No sé si somos conscientes del daño que está haciendo a la razón, la salud o la cordura (por no buscar otros campos) esta intromisión de la imagen a escala planetaria que necesita consumir protagonistas, deglutirlos, entronizarlos, olvidarlos. Los quince minutos de gloria de los que todos disfrutaríamos según Warhol se están convirtiendo en quince segundos y, con ello, se están exacerbando las conductas para conseguirlos, para hacerse un hueco en el Olimpo de los telediarios. En los eventos deportivos muchas veces el espectáculo está en las gradas y cada vez más los mirones asisten disfrazados para ser mirados, con pancartas estúpidas, o declarándose su amor, esperando que en las pantallas del estadio todos puedan ver por un momento su imagen destacada.

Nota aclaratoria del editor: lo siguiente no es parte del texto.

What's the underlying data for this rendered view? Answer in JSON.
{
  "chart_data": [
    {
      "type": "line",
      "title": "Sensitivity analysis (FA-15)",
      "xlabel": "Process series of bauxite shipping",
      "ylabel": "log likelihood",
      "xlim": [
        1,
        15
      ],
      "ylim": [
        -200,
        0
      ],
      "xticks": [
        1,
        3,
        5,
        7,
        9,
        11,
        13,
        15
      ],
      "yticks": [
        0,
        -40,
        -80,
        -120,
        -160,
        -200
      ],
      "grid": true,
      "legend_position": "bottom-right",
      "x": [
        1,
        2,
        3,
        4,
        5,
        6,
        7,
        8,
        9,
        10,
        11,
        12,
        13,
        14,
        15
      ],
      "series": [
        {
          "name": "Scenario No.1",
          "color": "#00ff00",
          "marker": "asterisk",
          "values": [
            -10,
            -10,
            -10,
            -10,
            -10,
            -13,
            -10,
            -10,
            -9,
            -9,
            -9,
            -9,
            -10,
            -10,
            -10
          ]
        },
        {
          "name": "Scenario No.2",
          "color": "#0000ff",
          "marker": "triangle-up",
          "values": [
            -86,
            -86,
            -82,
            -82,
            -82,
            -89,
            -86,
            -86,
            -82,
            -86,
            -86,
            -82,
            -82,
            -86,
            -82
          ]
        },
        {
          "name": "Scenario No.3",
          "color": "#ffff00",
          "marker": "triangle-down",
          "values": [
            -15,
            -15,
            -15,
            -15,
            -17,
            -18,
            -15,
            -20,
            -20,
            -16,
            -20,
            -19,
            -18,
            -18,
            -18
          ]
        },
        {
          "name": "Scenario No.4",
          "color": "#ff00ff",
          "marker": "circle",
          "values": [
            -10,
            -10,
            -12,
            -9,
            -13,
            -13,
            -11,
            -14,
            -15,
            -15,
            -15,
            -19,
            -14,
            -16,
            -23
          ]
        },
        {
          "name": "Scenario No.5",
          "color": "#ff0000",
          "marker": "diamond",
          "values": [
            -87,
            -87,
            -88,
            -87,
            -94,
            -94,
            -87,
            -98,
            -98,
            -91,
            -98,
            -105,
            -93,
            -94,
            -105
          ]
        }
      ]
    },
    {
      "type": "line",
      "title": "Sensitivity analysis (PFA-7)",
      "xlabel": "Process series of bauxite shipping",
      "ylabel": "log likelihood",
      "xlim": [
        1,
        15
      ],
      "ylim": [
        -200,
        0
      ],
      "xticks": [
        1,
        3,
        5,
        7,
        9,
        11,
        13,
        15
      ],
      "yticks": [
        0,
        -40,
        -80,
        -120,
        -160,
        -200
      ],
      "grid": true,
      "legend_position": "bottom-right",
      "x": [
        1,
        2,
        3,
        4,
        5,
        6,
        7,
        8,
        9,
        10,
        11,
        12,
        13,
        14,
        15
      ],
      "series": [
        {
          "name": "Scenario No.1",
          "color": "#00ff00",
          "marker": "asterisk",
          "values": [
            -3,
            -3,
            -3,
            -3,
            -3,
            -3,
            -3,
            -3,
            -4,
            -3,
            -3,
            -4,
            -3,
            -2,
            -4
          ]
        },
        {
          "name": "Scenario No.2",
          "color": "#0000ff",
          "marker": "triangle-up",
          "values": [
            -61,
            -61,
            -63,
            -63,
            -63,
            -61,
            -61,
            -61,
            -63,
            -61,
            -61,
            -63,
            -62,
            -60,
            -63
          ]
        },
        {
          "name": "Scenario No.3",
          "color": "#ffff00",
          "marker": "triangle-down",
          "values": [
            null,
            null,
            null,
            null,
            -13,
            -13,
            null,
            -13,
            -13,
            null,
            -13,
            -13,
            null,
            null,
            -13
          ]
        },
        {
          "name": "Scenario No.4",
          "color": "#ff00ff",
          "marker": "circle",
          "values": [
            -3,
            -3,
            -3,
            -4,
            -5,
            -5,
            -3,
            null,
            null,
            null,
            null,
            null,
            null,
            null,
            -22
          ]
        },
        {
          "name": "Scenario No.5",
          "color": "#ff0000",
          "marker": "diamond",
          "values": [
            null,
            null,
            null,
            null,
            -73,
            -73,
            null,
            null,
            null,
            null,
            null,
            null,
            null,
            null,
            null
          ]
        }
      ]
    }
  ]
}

A quién le importan los verdaderos protagonistas del espectáculo.

Espero que algún día se mire con distancia crítica (y se abandone esta carrera hacia la nada) esta memez de los memes, esta implantación del humor jackass que al principio no dejaba de tener su gracia, esta necesidad de emular, de ir pasando niveles de estupidez, de cada vez más violencia contra los demás y contra uno mismo, mutilándose el cuerpo, provocándose dolor para ser trending topic. No se trata solo de vivir experiencias, se trata de mostrarlas para que los demás nos presten su atención. Hace tiempo ya lo avanzaba Sabina en su Ciudadano cero: "ahora, sabrá España entera mis dos apellidos".